Wayyyy back in June 2009, we inoculated several oak logs with shiitake mushroom spore.  Today, this is what we saw.

The funny thing is that I had given up on them.  I planned to cut the logs up this fall to burn.  Just in a nick of time ... poof ... mushrooms.  Perhaps, Gramzilla came by to offer some assistance in her new form.  (If so, could you please help the bees, too.  Thanks, Gramzilla.)  Being a newbie, however, I do not know the proper time, or method, to pick them.  So, any of you more experienced people, feel free to chime in.  I am thinking that I would also like to learn how to collect spore to seed new logs for future years.  Feel free to share if you have done that before, too.
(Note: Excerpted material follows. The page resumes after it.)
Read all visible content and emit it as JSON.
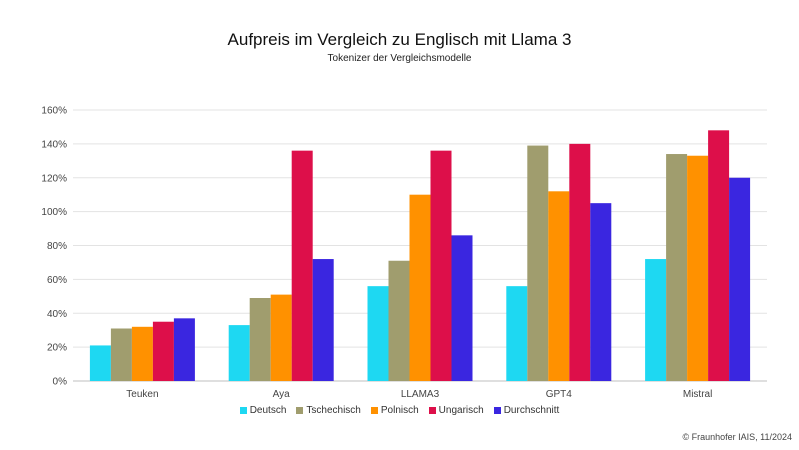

So, this week, the universe has taught me a little about growth and a bit about dying.  Really, are they not a part of the whole process that we call life.  My MooseBoots journey has benefited, by having opportunities for personal development, by both events.


  1. What a nice surprise! Congrats on the success. :)

  2. Wow, Leigh! You are quick! Thank you, although I didn't really have a lot to do with it other than hoping. On second thought, perhaps I did help to manifest it with my thoughts and hopes.

  3. ... or it was because I was unintentionally watering them ... *grin*

  4. OK, Wendy, that might have helped a bit, too. *wink, wink*

  5. Woo hoo! Welcome to our world! Although ours are grown on hardwood sawdust in bags. When I first was introduced to you and your family, you had made a post on our blog, commenting that you were not seeing any results with your logs...and now, here you are. Good job! As I said last year, the conditions need to be "just right" for these things to grow, and obviously, everything clicked...although, your Gramzilla may well have had a hand in it from her new post...(They have a way of helping out when they transfer to their next phase).

    At our farm, we pick them when the edge of the cap has separated from the stem and flattens out. I'm sure you will see how quickly they grow - a tight cap will be ready for picking within two days or so, depending on the temperature.

    Bon Appetit!


  6. Julie, thank you. We harvested them yesterday (2.75 lbs or a bit over 1 kilogram). They have all been sliced and put into the dehydrator for winter storage for soups and such. Perhaps,we will try the next ones fresh. We are new to fresh mushrooms, aside from those normally seen on salads.

  7. Just wait til you try a gravy made from those shiitakes - you are in for a real treat!!

  8. Julie, I can't wait ... gravy! I am very much a "sopper".